If you don't know what Fox's 24 is all about, you're pretty much way behind the times, but suffice it to say that it is a show that follows a day in the life of the most bad ass counter-terrorism agent out there: one Jack Bauer. Since the show is about counter-terrorism (located in the fictional CTU headquarters in LA), they need to constantly have terrorists to arrest and evil plots to foil. Naturally.
But the problem with all this constant terrorism on one of the nation's most popular TV shows is that it propagates the idea that a) terrorism is everywhere--there is a never ending supply of actual leads for Jack to follow, and, perhaps more dangerously that b) there is something that we can do to stop pretty much all terrorism threats. I don't exactly believe, as Oscar Wilde apparently did, that life imitates art, but I truly believe that the TV show 24 causes people to believe that terrorism is a bigger threat than it really is, and also that we can do much to stop these acts of violence. It would be pretty much impossible to stop somebody from walking on a train anywhere in the US with a homemade bomb and detonating it. I've been on trains down to New York all the time. There is no security. And there's nothing that anyone can really do to stop it, except try to not give anybody any reason to do so and hope for the best in humanity.

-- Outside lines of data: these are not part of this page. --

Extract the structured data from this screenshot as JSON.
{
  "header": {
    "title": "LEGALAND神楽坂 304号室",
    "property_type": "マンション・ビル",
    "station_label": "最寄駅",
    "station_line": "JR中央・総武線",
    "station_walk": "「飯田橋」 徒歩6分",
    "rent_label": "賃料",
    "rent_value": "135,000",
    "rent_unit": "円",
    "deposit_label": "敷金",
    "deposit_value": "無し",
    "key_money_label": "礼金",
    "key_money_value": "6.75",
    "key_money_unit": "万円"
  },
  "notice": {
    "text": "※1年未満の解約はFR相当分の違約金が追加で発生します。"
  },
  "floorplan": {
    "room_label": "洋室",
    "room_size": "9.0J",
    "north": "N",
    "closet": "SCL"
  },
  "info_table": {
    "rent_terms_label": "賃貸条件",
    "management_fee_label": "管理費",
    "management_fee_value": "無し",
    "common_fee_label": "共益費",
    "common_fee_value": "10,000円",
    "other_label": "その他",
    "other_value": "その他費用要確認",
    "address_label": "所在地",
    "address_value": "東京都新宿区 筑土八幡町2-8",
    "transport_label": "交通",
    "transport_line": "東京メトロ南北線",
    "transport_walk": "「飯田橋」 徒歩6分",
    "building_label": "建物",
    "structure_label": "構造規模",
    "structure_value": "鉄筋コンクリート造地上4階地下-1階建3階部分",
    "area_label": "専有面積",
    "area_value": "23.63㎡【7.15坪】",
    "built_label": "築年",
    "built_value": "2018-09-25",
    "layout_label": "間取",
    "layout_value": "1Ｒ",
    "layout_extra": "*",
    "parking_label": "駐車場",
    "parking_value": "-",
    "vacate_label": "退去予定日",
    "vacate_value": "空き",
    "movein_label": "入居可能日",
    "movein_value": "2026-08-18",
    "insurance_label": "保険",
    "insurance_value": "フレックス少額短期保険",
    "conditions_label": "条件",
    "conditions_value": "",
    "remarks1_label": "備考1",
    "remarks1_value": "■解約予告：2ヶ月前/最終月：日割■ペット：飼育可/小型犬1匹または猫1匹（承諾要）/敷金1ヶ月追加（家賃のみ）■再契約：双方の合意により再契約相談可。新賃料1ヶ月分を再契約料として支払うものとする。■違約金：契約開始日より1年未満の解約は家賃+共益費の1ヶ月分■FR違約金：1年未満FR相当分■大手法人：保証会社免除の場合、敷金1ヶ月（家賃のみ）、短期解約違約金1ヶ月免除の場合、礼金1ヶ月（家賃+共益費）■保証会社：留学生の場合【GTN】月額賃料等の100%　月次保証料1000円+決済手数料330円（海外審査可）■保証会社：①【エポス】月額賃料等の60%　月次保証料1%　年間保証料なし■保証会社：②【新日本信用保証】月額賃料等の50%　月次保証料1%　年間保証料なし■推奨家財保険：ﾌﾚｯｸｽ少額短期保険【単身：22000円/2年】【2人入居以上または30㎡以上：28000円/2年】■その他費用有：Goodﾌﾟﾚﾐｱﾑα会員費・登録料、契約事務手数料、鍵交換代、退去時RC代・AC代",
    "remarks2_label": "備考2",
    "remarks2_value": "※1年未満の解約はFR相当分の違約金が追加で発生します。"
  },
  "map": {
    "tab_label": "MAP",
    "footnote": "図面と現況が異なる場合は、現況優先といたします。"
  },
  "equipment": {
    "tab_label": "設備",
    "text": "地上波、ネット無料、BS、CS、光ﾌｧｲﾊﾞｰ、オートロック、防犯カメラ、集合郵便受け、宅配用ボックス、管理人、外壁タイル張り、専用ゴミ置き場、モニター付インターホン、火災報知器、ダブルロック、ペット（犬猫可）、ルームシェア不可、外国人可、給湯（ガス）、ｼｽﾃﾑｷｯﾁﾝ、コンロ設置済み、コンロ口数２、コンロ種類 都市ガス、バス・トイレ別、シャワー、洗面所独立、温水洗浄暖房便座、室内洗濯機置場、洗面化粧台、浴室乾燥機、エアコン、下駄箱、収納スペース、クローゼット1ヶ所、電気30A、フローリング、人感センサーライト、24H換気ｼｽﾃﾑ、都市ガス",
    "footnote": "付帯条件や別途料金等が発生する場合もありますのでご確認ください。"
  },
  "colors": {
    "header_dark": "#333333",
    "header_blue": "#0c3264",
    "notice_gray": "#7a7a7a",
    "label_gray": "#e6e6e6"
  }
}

Look, I'm not trying to say that 9/11 wasn't tragic. And I can't blame the creators of the show for making terrorism seem worse and more rampant than it really is, because that is a part of their show. But I just can't shake the feeling that 24 is a big reason that people seem to worry more about terrorism than the environment, or why people become so anxious when they see the terror alert levels rise. The American public needs to work on separating fiction from reality, and if that means taking 24 a little bit less seriously, then so be it. Remember, it's just a TV show, America.